Root for many evils in the software industry. Any new code should be reviewed and checked if it is in any way that would cause a race condition. Like when the API call depends on the user token while it might not exist yet.
It can deteriorate both the frontend and backend. The first one will freeze the browser and the second one will make your company go broke. It is famous when you use recursion. Make sure the new code can catch and avoid memory leaks.
Make sure things like
unsubscribe are always added to protect your precious application.
Closing connections and streams
If the new code opens a connection to steams like databases, ports, and files, they must always close them to release these resources for new requests. Also to avoid possible database timeout or potential crash.
Check if the new code caches third-party requests when possible. You will improve the time constraints of the application and the number of maximum requests that could be handled.
🏗 Data structure
Correct data structure
This will affect the code performance and memory usage. Like for example, arrays should be used for sorted things while hashmaps or dictionaries should be used for quick search of unordered items.
During college, we had an assignment to process a huge amount of data and my code was able to do it all under 2 minutes while others would take over 30 minutes just because I decided to use a 4-D matrix instead of 3-D matrix data structure.
Avoid using a complex data structure, this will make it hard for new joiners and your future self. This one would be easy to catch during a code review since you will probably question how it works from the code owner.
Any new code should follow all five SOLID principles. When reviewing code, detect any violation of them and ask the code owner for reasoning and most probably how to fix it.
- Single Responsibility Principle
- Open-Closed Principle
- Liskov Substitution Principle
- Interface Segregation Principle
- Dependency Inversion Principle
MITM, CSRF, XSS…
These are a few of the most famous security vulnerablies that you should be aware of while reviewing the code. If you have no idea about them, you could check them out on YouTube or this quick tutorial
Web Security Essentials: MITM, CSRF, and XSS
As developers, we have a responsibility to protect the data our users trust us with.
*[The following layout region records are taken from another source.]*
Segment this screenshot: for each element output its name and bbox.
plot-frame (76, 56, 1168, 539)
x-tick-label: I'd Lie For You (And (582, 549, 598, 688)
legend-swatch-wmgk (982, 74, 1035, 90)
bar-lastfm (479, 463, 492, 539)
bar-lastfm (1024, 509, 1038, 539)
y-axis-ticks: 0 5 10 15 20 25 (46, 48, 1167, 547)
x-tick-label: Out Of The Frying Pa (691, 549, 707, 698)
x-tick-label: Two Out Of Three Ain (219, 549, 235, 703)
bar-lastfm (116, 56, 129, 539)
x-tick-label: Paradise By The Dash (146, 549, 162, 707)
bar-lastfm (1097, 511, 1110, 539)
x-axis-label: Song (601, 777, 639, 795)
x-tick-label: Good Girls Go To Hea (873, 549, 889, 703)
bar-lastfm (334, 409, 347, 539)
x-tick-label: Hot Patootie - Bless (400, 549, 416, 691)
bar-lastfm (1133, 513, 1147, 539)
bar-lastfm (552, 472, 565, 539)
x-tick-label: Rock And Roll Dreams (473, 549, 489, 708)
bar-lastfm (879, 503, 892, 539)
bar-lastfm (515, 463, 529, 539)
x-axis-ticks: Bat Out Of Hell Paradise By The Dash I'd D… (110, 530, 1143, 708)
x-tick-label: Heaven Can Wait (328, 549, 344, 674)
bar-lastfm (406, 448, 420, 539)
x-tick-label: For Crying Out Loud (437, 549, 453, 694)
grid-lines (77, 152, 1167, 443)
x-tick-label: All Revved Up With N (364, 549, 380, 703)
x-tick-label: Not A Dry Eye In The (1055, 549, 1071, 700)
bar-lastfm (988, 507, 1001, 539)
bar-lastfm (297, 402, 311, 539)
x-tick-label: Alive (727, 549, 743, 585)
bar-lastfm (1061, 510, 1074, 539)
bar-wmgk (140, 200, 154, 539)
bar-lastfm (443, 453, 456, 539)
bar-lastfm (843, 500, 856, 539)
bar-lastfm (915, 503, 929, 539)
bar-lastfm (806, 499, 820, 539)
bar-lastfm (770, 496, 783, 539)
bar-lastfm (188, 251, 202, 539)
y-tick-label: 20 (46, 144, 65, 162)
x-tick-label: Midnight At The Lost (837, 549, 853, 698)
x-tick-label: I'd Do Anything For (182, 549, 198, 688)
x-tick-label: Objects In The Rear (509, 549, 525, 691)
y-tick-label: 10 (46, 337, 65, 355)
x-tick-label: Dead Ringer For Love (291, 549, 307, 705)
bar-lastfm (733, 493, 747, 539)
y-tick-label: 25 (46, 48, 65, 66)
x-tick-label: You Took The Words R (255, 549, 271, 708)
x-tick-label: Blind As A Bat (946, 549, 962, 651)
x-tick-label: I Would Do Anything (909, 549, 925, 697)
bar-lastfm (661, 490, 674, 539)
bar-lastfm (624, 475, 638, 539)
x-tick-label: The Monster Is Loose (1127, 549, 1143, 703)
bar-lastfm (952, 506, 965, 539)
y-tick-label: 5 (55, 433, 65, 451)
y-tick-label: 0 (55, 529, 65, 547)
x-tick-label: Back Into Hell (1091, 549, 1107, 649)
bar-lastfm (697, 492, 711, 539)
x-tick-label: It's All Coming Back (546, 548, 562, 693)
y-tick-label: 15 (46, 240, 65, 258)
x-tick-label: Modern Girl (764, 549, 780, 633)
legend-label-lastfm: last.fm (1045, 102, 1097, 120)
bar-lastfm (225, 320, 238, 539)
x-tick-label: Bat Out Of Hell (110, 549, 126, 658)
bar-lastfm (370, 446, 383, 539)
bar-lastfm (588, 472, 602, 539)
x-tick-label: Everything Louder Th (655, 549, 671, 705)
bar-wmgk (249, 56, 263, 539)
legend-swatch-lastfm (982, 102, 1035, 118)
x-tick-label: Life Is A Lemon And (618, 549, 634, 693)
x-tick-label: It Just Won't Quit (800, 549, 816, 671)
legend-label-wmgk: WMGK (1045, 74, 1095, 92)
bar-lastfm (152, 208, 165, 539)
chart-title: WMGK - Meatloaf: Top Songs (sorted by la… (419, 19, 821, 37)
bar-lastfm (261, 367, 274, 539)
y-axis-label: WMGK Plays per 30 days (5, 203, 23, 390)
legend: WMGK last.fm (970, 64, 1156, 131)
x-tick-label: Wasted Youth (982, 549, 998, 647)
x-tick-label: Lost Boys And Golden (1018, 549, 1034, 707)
No one wants to wake up to the…
Check if the used dependencies are updated and avoid potential bugs or security concerns. You can also automate this using Dependabot.
User authentication and authorization should be taken into consideration in the new code. Make sure the code uses the right token and permission to avoid potential data leakages that could potentially cost millions in fines.
Always use encryption for transferring any sort of data, no exception. Tokens and passwords should be hashed. Always make sure HTTPS is used in the infrastructure as no justifiable reason to ever use HTTP today.
Application token secrets
If the pull request contains token secrets, they should be immediately removed from it and rotated at once.
This should be a topic on its own but in general, any action that happens due to code usage should be logged. If a resource is added, read, edited, or deleted all should be logged. With the intend that in case of bug investigation, it should be traceable.
The main purpose is to keep everything organized and easily accessible using your editor or IDE quick search. Make sure committed code and files are well-placed in the correct place
There are automated tools for each language that allows you to inspect the code for potential code bugs and errors. Use automated tools to do that for every new pull request.
Any code that is commented out or unused should not be inside the pull request and be removed. There are automated tools for this as well as plugins for your code editor.
Code review might be a little bit exhausting but if it so then you are probably reading a bad code. It is essential for keeping the contributions of the whole team on track and have a maintainable and adaptable codebase.